Perhaps a better title for this post would be, “Where the hell have you been? You haven’t been blogging. You haven’t been calling? What’s wrong?”
Just as a recap, here a taste of what was going on with me during the past six months:
1) My Life as a Rhombus came out.
2) I spent the better part of February doing school visits, booksigning, and book festivals.
3) I started a new semester at Vermont College.
4) In addition to my Vermont College work, I also worked on getting another manuscript ready for submission.
5) At the Brown Bookshelf, we kicked off our 28 Days Later Campaign.
On top of all of that stuff:
6) I still have a full-time job. And believe me, designing bridges isn’t the easiest thing in the world to do.
7) And on top of all of that, I still have a wife and a house and two dogs. And a mother and a father and a brother and a sister and nieces and nephews and in-laws.
So I’m going to be totally honest here. The last six months were murder. Seriously. There were some mornings where I didn’t think I had the energy–both physical and mental–to pull myself out of bed, much less make it through the day. There were some nights where I worked on writing stuff until 5 o’clock in the morning, took a two-hour power nap, and then went to work.
There were some nights were I didn’t even have two spare hours for a nap.
So, I had to give some things up. First on the list–blogging. That was pretty easily to do, actually. As much as I missed it, I figured that I could always pick it up when I needed to.
The second thing was much harder to give up. I pretty much became a social hermit, cutting off ties with many of my friends. My thought was that if my friends were real friends, then they’d understand, and they’d still be there when things calmed down. I still believe that to be the case.
And family life was…strained. And I’ll leave it at that.
But, you know what–it’s July. And I’m still here. And so are my friends. And so is my family. And so is my job. And so is this blog.
I thought about taking a semester off from the program for a brief second, before pushing that thought out of my mind. Now, I know a lot of people take semesters off, and there’s nothing wrong with that. But in my case, I needed to push through. I needed Vermont College. More than anything, for those that don’t understand writing–for those that see it as something easy, as a hobby, as something not worthy of blood and sweat and tears–Vermont College gave me a legitimate reason to write.
And you know what else? I’d do it all over again. In a heartbeat. Without thinking twice.
I am a writer. As much as I wish otherwise, it’s more than a job. It is more than a passion. It’s a way of life for me, and for better or worse, it’s who I am now. If there’s one thing that I’ve learned from Vermont College, it’s that.
Another thing that I’ve learned is that I’m going to be honest from now on about my writing. I write. It’s important to me. Plain and simple–I want a writing career.

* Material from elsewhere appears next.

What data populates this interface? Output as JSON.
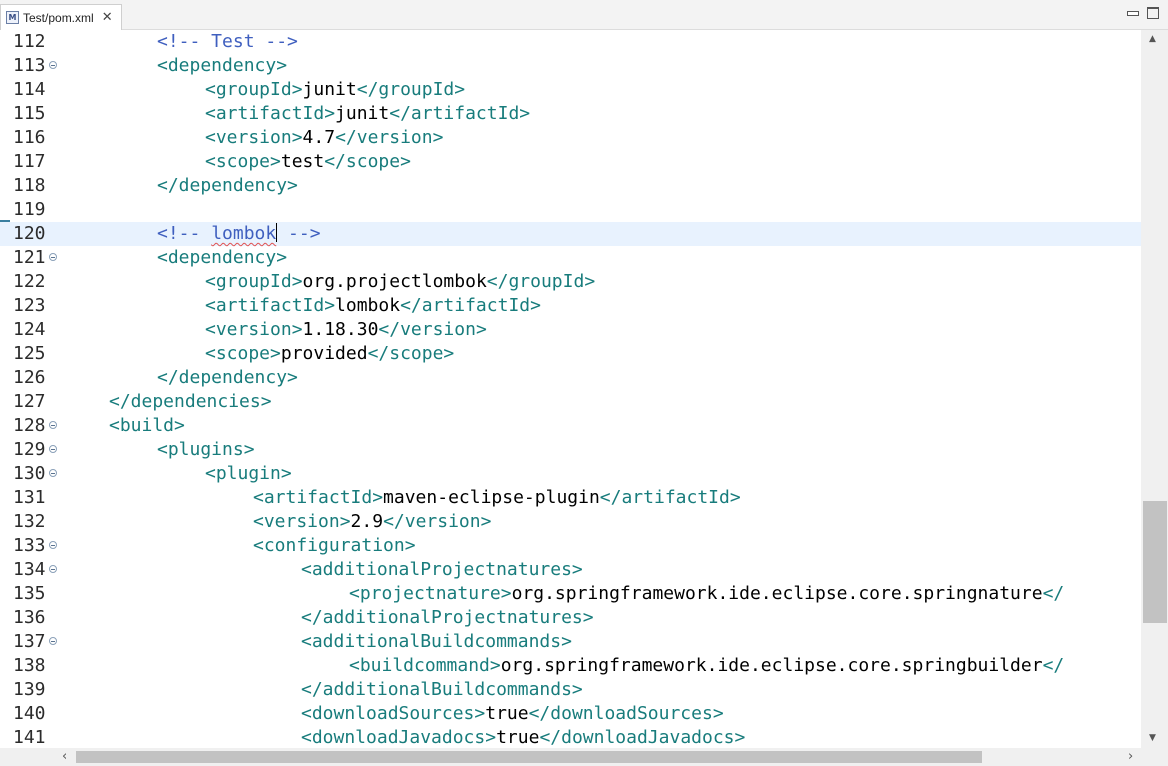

More importantly, there’s nothing wrong with wanting a writing career. There’s nothing wrong with wanting to be successful and get paid to do what you love to do.
Now, a writing career means a lot of different things, which I’m still trying to define. And, I’m not saying that I’m plan to march into my job tomorrow and quit–I promise, that’s the last thing I want to do. (Plus, engineering is a big part of who I am as well. I’m not sure if I could give that up.)
All I’m really saying is that, for a long time, I side-stepped and avoided talking about what I really wanted out of writing. I marginalized and belittled it. It wasn’t a real career…it was just something I did on the side.
Well, those days are over. My name is Varian Johnson, and I’m a writer. And I’m not ashamed to say that I think I’m finally starting to get the hang of it.
So, while this post seems to have gotten a little off-topic, I’m going to post it anyway. And while I’m at it, I really need to give a special shout-out to my Vermont College Class–The Super Secret Society of Quirk and Quill, to the Awesome Austin Writer’s Workshoppers, to my critique group (April, Helen, Brian, Frances, and Julie), and to my advisor, Rita Williams-Garcia, and to Cynthia, for just being Cynthia. A lot of people don’t understand the writing life, but y’all do. Thank you for being there when I needed to bitch and moan and complain.
The next six months are going to suck, but not nearly as bad. I’ve got a critical thesis to write. I have a new novel I’m working on. I have to get edits in for RIGHTEOUS pretty soon. And I’d actually like to spend some time with Mrs. V.
Okay, so enough with the backstory. There you have it. Perhaps a little personal, but sometimes it’s okay to be personal, right?
Or maybe I’m still feeling all touchy-feely from Vermont. It can have that effect on you, you know.